Q2: Training a Support Vector Machine

同Q1，使用cifar10数据集,数据导入不过多赘述

To be continued

分割数据集

# Split the data into train, val, and test sets. In addition we will
# create a small development set as a subset of the training data;
# we can use this for development so our code runs faster.
num_training = 49000
num_validation = 1000
num_test = 1000
num_dev = 500

# Our validation set will be num_validation points from the original
# training set.
mask = range(num_training, num_training + num_validation)
X_val = X_train[mask]
y_val = y_train[mask]

# Our training set will be the first num_train points from the original
# training set.
mask = range(num_training)
X_train = X_train[mask]
y_train = y_train[mask]

# We will also make a development set, which is a small subset of
# the training set.
mask = np.random.choice(num_training, num_dev, replace=False)
X_dev = X_train[mask]
y_dev = y_train[mask]

# We use the first num_test points of the original test set as our
# test set.
mask = range(num_test)
X_test = X_test[mask]
y_test = y_test[mask]


# Preprocessing: reshape the image data into rows
X_train = np.reshape(X_train, (X_train.shape[0], -1))
X_val = np.reshape(X_val, (X_val.shape[0], -1))
X_test = np.reshape(X_test, (X_test.shape[0], -1))
X_dev = np.reshape(X_dev, (X_dev.shape[0], -1))

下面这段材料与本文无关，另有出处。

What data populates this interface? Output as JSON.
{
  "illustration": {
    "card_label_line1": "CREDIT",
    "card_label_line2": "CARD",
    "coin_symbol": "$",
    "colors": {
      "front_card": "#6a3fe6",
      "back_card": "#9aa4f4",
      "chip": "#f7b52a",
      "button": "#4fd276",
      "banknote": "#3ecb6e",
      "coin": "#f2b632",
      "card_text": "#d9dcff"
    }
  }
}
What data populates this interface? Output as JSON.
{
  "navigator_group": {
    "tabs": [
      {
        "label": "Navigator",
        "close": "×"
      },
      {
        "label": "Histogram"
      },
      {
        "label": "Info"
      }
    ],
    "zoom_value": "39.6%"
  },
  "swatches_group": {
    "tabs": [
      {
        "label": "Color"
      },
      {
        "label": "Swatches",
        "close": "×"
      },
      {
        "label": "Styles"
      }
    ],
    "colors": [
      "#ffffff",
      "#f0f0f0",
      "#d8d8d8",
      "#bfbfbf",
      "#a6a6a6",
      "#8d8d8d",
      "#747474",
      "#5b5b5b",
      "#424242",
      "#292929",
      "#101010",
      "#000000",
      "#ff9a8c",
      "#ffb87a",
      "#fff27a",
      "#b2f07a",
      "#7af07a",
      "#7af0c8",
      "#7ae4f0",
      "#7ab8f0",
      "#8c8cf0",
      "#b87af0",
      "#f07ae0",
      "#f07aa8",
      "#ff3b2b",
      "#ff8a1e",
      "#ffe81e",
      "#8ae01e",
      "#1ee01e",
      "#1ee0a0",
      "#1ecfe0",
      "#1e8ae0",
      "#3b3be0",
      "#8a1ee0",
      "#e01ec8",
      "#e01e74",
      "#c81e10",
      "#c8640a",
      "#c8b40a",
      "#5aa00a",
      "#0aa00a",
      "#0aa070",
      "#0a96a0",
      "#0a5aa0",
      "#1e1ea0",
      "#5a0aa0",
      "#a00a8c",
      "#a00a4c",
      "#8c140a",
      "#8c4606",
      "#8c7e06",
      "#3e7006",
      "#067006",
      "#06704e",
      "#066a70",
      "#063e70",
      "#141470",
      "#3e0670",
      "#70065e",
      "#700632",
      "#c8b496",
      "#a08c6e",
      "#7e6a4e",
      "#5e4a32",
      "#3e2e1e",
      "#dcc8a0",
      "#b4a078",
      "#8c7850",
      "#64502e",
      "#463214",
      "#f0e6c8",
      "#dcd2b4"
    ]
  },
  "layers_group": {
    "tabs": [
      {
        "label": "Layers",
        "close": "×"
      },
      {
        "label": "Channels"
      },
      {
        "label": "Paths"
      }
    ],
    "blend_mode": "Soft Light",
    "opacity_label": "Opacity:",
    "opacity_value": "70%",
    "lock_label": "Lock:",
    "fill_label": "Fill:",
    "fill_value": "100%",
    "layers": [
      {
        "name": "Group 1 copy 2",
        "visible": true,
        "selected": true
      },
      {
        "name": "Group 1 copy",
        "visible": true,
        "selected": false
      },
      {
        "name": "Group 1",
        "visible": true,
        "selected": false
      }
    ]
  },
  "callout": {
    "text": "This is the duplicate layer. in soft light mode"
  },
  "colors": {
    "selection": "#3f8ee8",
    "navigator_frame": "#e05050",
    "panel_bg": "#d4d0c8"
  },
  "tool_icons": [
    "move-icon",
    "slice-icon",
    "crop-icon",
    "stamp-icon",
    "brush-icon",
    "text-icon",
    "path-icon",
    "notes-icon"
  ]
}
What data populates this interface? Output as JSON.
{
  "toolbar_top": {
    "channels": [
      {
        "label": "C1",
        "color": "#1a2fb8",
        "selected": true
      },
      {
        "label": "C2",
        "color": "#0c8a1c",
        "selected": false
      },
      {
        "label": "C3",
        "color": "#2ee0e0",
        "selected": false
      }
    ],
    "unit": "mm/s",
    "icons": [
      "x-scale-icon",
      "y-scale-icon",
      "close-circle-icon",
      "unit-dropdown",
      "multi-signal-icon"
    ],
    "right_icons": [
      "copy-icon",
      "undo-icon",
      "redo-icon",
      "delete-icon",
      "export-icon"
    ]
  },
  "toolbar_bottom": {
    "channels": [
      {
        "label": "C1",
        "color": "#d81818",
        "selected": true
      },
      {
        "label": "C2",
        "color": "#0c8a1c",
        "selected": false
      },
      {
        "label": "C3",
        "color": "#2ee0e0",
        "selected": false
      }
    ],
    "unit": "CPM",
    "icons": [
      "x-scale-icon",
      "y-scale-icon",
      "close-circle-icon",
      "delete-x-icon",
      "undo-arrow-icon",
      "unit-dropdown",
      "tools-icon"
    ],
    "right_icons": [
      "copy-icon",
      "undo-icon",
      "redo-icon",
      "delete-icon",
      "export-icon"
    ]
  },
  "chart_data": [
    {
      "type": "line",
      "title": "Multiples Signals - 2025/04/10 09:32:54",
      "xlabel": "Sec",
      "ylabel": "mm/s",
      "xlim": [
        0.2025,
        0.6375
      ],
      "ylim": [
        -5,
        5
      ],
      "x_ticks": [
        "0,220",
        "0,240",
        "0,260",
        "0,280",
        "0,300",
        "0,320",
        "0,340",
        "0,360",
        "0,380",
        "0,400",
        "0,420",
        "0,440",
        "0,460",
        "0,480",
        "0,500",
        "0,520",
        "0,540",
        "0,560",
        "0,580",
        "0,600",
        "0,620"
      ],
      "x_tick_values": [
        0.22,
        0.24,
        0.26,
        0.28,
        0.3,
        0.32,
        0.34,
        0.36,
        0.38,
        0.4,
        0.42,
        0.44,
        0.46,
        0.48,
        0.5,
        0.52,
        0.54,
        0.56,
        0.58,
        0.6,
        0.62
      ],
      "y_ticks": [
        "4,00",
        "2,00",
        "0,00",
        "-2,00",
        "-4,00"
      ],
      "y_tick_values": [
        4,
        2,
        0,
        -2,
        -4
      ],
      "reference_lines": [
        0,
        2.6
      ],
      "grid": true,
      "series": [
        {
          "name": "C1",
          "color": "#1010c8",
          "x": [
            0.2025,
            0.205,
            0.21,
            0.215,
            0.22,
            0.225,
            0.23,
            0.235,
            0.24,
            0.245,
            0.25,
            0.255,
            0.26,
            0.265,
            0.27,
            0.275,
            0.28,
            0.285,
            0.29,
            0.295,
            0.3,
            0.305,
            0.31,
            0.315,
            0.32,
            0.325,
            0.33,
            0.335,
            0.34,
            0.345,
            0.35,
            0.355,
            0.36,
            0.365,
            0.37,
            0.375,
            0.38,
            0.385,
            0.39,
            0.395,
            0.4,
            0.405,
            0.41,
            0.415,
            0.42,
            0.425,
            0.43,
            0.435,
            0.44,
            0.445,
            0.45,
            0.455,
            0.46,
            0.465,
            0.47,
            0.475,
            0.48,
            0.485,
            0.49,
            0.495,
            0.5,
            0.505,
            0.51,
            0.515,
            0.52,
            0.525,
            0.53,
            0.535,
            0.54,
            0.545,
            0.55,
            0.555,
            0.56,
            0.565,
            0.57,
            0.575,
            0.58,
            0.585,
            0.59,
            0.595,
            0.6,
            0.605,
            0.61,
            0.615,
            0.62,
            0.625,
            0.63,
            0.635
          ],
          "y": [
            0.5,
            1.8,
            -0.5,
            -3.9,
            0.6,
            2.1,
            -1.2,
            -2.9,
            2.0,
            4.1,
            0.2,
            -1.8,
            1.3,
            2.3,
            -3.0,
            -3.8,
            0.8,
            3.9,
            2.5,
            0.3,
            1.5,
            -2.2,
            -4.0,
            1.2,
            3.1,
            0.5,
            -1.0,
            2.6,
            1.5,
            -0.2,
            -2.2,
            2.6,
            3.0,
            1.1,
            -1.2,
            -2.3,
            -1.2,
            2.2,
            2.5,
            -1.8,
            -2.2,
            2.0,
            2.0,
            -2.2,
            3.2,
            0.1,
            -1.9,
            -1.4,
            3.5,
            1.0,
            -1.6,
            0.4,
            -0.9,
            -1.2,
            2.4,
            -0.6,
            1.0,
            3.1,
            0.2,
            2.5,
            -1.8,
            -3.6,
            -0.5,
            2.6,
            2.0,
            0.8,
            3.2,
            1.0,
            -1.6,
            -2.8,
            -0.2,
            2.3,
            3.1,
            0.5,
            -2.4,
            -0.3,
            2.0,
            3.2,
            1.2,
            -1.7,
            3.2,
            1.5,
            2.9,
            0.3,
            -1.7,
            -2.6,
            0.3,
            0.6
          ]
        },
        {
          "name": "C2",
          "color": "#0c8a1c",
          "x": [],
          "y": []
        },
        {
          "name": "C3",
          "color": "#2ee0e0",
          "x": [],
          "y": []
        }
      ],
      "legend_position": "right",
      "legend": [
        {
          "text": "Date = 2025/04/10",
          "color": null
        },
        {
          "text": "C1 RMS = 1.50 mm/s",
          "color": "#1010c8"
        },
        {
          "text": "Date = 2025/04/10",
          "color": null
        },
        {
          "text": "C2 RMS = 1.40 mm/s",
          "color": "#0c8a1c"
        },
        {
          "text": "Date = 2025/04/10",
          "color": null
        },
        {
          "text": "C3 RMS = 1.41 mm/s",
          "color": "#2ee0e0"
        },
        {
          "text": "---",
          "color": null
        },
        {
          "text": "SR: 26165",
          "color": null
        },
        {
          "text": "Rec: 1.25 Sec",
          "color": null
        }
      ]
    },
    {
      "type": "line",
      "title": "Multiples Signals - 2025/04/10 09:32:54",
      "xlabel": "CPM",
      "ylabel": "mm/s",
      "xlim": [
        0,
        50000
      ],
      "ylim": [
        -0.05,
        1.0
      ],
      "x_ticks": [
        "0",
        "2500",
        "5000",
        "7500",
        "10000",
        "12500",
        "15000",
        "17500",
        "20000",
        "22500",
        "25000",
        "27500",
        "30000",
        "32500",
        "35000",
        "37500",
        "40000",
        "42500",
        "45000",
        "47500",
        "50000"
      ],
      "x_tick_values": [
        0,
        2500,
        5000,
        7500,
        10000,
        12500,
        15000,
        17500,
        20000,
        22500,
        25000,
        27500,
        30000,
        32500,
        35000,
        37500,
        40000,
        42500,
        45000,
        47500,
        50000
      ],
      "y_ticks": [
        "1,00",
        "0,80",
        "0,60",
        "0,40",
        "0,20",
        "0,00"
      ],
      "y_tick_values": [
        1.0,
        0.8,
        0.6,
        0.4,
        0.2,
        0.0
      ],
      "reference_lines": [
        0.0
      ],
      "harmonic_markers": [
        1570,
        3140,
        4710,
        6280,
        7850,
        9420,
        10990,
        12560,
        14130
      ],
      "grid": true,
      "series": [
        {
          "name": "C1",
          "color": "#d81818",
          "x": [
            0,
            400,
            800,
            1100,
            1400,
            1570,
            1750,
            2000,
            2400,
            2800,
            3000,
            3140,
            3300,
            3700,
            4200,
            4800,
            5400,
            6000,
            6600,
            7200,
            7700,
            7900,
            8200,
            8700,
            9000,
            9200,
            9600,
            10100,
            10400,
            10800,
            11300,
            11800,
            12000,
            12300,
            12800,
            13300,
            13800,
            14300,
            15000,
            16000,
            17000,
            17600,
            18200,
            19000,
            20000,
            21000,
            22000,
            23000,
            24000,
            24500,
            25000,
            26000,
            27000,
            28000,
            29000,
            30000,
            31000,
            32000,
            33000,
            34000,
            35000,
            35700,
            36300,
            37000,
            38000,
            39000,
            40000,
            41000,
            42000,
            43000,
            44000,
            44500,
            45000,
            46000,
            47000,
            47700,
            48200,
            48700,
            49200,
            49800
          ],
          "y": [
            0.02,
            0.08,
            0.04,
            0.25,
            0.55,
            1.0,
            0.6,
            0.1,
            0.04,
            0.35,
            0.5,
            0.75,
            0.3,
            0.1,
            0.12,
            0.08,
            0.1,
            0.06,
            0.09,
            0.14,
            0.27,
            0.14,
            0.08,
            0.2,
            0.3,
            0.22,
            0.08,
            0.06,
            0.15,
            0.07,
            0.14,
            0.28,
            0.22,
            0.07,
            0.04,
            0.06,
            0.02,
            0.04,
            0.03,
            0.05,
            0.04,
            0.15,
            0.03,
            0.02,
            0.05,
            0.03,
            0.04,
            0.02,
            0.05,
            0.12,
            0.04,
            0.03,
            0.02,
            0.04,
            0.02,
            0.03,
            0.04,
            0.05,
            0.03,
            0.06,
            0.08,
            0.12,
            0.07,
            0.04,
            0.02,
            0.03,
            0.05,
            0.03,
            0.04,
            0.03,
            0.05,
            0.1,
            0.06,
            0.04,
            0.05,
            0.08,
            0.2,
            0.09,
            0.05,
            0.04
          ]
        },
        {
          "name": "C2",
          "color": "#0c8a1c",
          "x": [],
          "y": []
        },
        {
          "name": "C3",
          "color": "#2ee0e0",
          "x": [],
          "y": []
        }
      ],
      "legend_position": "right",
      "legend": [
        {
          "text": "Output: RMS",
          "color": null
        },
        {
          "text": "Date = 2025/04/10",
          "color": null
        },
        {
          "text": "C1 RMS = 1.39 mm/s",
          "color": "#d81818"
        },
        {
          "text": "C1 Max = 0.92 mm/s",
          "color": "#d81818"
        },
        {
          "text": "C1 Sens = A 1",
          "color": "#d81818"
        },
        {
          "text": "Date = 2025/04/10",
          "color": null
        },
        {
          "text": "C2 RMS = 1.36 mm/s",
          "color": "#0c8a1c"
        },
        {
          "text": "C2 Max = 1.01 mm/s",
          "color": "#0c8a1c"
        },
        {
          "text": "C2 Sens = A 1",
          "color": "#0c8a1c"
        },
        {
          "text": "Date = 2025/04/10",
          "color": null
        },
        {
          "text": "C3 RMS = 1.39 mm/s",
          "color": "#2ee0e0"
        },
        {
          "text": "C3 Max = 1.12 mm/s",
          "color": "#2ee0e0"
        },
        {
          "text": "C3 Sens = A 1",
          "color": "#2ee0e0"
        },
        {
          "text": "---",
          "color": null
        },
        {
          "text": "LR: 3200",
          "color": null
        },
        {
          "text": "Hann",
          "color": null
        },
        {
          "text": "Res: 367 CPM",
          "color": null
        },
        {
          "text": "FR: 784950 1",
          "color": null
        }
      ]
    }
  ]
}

print('Train data shape: ', X_train.shape)
print('Train labels shape: ', y_train.shape)
print('Validation data shape: ', X_val.shape)
print('Validation labels shape: ', y_val.shape)
print('Test data shape: ', X_test.shheape)
print('Test labels shape: ', y_test.shape)
print('dev data shape: ', X_dev.shape)

Train data shape: (49000,3072) Train labels shape: (49000,) Validation data shape: (1000, 3072) Validation labels shape: (1000,) Test data shape: (1000, 3072) Test labels shape: (1000,)

数据集处理

# Preprocessing: subtract the mean image
# first: compute the image mean based on the training data
mean_image = np.mean(X_train, axis=0)
print(mean_image[:10]) # print a few of the elements
plt.figure(figsize=(4,4))
plt.imshow(mean_image.reshape((32,32,3)).astype('uint8')) # visualize the mean image
plt.show()

# second: subtract the mean image from train and test data
#减去均值，标准化
X_train -= mean_image
X_val -= mean_image
X_test -= mean_image
X_dev -= mean_image

# third: append the bias dimension of ones (i.e. bias trick) so that our SVM
# only has to worry about optimizing a single weight matrix W.
X_train = np.hstack([X_train, np.ones((X_train.shape[0], 1))])
X_val = np.hstack([X_val, np.ones((X_val.shape[0], 1))])
X_test = np.hstack([X_test, np.ones((X_test.shape[0], 1))])
X_dev = np.hstack([X_dev, np.ones((X_dev.shape[0], 1))])

print(X_train.shape, X_val.shape, X_test.shape, X_dev.shape)

[130.64189796 135.98173469 132.47391837 130.05569388 135.34804082 131.75402041 130.96055102 136.14328571 132.47636735 131.48467347]

(49000, 3073) (1000, 3073) (1000, 3073) (500, 3073)

编写`svm_loss_naive`

在这里，loss已经计算好，我们只需要手动计算梯度。但是！手码梯度可太痛苦了，所以我导入了Pytorch来跟踪向量，一句backward拯救世界为什么不偷懒呢🤣

def svm_loss_naive(W, X, y, reg):
    """
    Structured SVM loss function, naive implementation (with loops).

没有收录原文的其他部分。